On an Intel Mac with discrete GPU, when using the GPU, the generation outputs some kind of random pattern

Question

On an Intel Mac with discrete GPU, when using the GPU, the generation outputs some kind of random pattern

bdev36 opened this issue 3 years ago · 5 comments

Running on an Intel iMac (2020) with a discrete Radeon 5700 (8GB), the result is always something in the like of the attached screenshot.

I've cloned the repository :

Diffusion-macOS: the problem is identical. The GPU is doing the work but the result is random pixels.
Diffusion-macOS: using ComputeUnits.cpuOnly (two modifications to ControlsView.swift), the CPU is (slowly) doing the work and the result is OK.
Diffusion: the CPU is doing the work and the result is OK.

In all cases, no error or exception is raised.

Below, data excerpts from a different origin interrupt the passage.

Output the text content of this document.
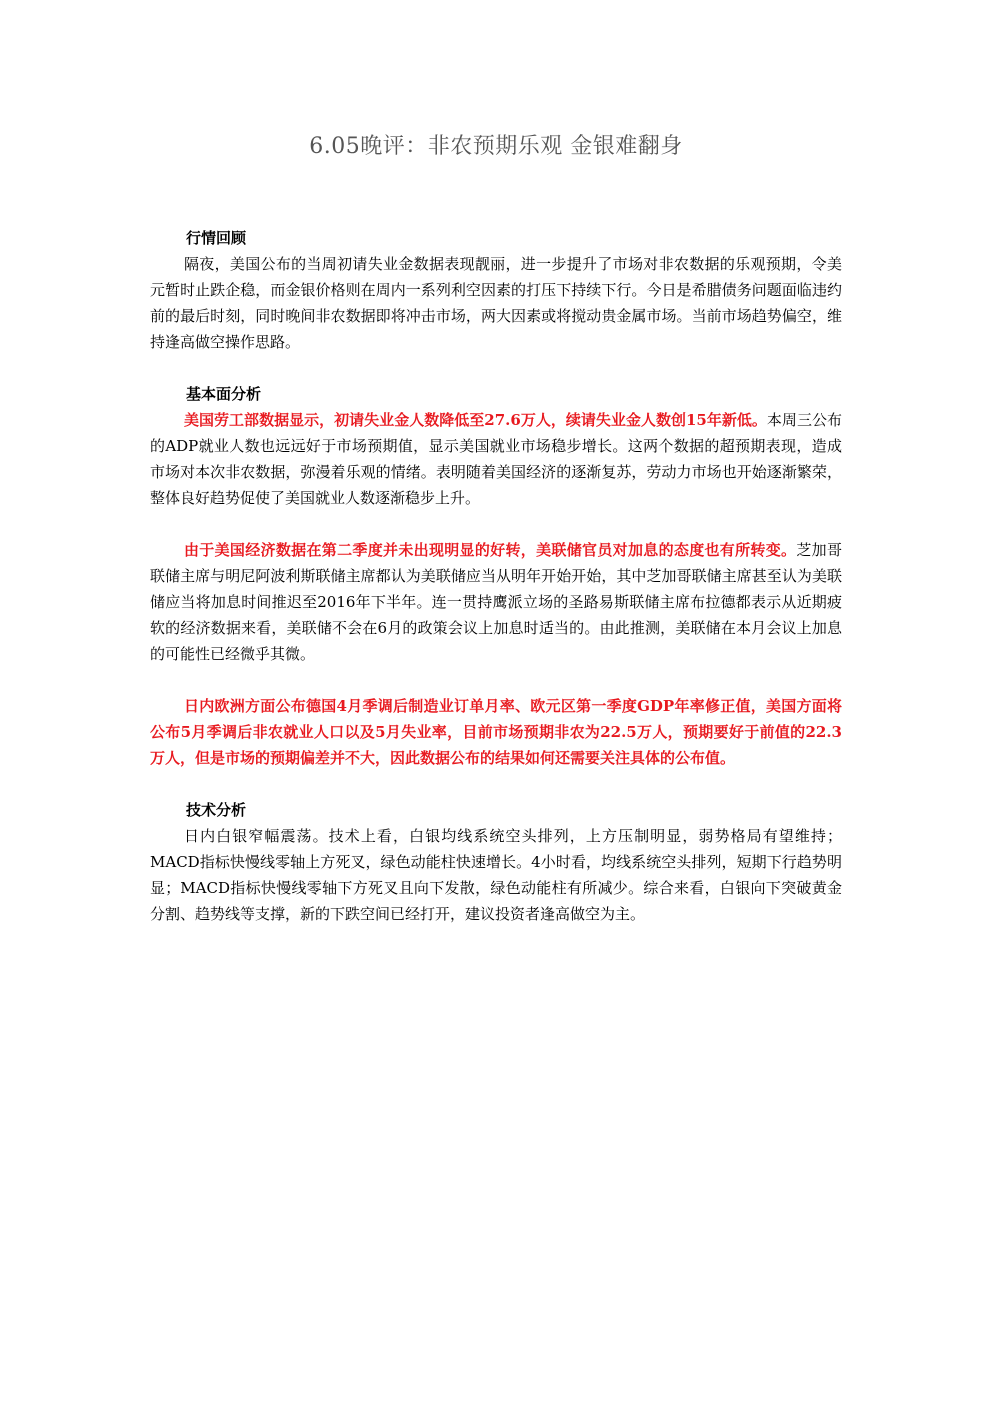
6.05晚评：非农预期乐观 金银难翻身

行情回顾

隔夜，美国公布的当周初请失业金数据表现靓丽，进一步提升了市场对非农数据的乐观预期，令美元暂时止跌企稳，而金银价格则在周内一系列利空因素的打压下持续下行。今日是希腊债务问题面临违约前的最后时刻，同时晚间非农数据即将冲击市场，两大因素或将搅动贵金属市场。当前市场趋势偏空，维持逢高做空操作思路。

基本面分析

美国劳工部数据显示，初请失业金人数降低至27.6万人，续请失业金人数创15年新低。本周三公布的ADP就业人数也远远好于市场预期值，显示美国就业市场稳步增长。这两个数据的超预期表现，造成市场对本次非农数据，弥漫着乐观的情绪。表明随着美国经济的逐渐复苏，劳动力市场也开始逐渐繁荣，整体良好趋势促使了美国就业人数逐渐稳步上升。

由于美国经济数据在第二季度并未出现明显的好转，美联储官员对加息的态度也有所转变。芝加哥联储主席与明尼阿波利斯联储主席都认为美联储应当从明年开始开始，其中芝加哥联储主席甚至认为美联储应当将加息时间推迟至2016年下半年。连一贯持鹰派立场的圣路易斯联储主席布拉德都表示从近期疲软的经济数据来看，美联储不会在6月的政策会议上加息时适当的。由此推测，美联储在本月会议上加息的可能性已经微乎其微。

日内欧洲方面公布德国4月季调后制造业订单月率、欧元区第一季度GDP年率修正值，美国方面将公布5月季调后非农就业人口以及5月失业率，目前市场预期非农为22.5万人，预期要好于前值的22.3万人，但是市场的预期偏差并不大，因此数据公布的结果如何还需要关注具体的公布值。

技术分析

日内白银窄幅震荡。技术上看，白银均线系统空头排列，上方压制明显，弱势格局有望维持；MACD指标快慢线零轴上方死叉，绿色动能柱快速增长。4小时看，均线系统空头排列，短期下行趋势明显；MACD指标快慢线零轴下方死叉且向下发散，绿色动能柱有所减少。综合来看，白银向下突破黄金分割、趋势线等支撑，新的下跌空间已经打开，建议投资者逢高做空为主。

The console output is very similar :

Generating...
Got images: [Optional(<CGImage 0x7f813e3b19c0> (IP)
	<<CGColorSpace 0x60000192dda0> (kCGColorSpaceDeviceRGB)>
		width = 512, height = 512, bpc = 8, bpp = 24, row bytes = 1536 
		kCGImageAlphaNone | 0 (default byte order)  | kCGImagePixelFormatPacked 
		is mask? No, has masking color? No, has soft mask? No, has matte? No, should interpolate? Yes)] in 17.003490924835205

Diffusion also outputs this, for each step :

2023-04-22 17:30:02.375841+0200 Diffusion[7894:267125] [API] cannot add handler to 3 from 3 - dropping

Answer 1 · 2023-05-25T15:42:54.000Z

same output image.
I'm testing stable-diffusion-webui, if the option --no-half is set it can generate correct image, otherwise it will output black image. I think the problem is related to model accuracy.

Answer 2 · 2023-05-30T14:23:38.000Z

Running on an Intel iMac (2020) with a discrete Radeon 5700 (8GB), the result is always something in the like of the attached screenshot.

I've cloned the repository :

Diffusion-macOS: the problem is identical. The GPU is doing the work but the result is random pixels.

Diffusion-macOS: using ComputeUnits.cpuOnly (two modifications to ControlsView.swift), the CPU is (slowly) doing the work and the result is OK.

Diffusion: the CPU is doing the work and the result is OK.

In all cases, no error or exception is raised.

The console output is very similar :
Generating...
Got images: [Optional(<CGImage 0x7f813e3b19c0> (IP)
	<<CGColorSpace 0x60000192dda0> (kCGColorSpaceDeviceRGB)>
		width = 512, height = 512, bpc = 8, bpp = 24, row bytes = 1536 
		kCGImageAlphaNone | 0 (default byte order)  | kCGImagePixelFormatPacked 
		is mask? No, has masking color? No, has soft mask? No, has matte? No, should interpolate? Yes)] in 17.003490924835205
Diffusion also outputs this, for each step :

2023-04-22 17:30:02.375841+0200 Diffusion[7894:267125] [API] cannot add handler to 3 from 3 - dropping

I found a solution. You have to manually convert the model and set the precision to FP32.
Here is an example. https://github.com/apple/ml-stable-diffusion

        coreml_model = ct.convert(
            torchscript_module,
            convert_to="mlprogram",
            minimum_deployment_target=ct.target.macOS13,
            inputs=_get_coreml_inputs(sample_inputs, args),
            outputs=[ct.TensorType(name=name) for name in output_names],
            compute_units=ct.ComputeUnit[args.compute_unit],
            compute_precision=ct.precision.FLOAT32,
            # skip_model_load=True,
        )

Answer 3 · 2023-05-30T15:26:17.000Z

Great investigation @Kila2! How does it affect speed?

Answer 4 · 2023-05-30T17:31:01.000Z

Nice finding, thanks!

Answer 5 · 2023-05-30T20:52:10.000Z

@pcuenca To answer your question (Debugging the app under Xcode, with default settings, the labrador prompt and timing the second generation only).

It's 25/1 performance ratio :

Built-in 2.1 model on CPU (8 cores i7 / 3.8Ghz) : 446s
The same model converted manually with the FLOAT32 on GPU (Radeon pro 5700 with 8GB) + CPU : 17s

Thanks again to @Kila2 and you. It's now working perfectly on the GPU.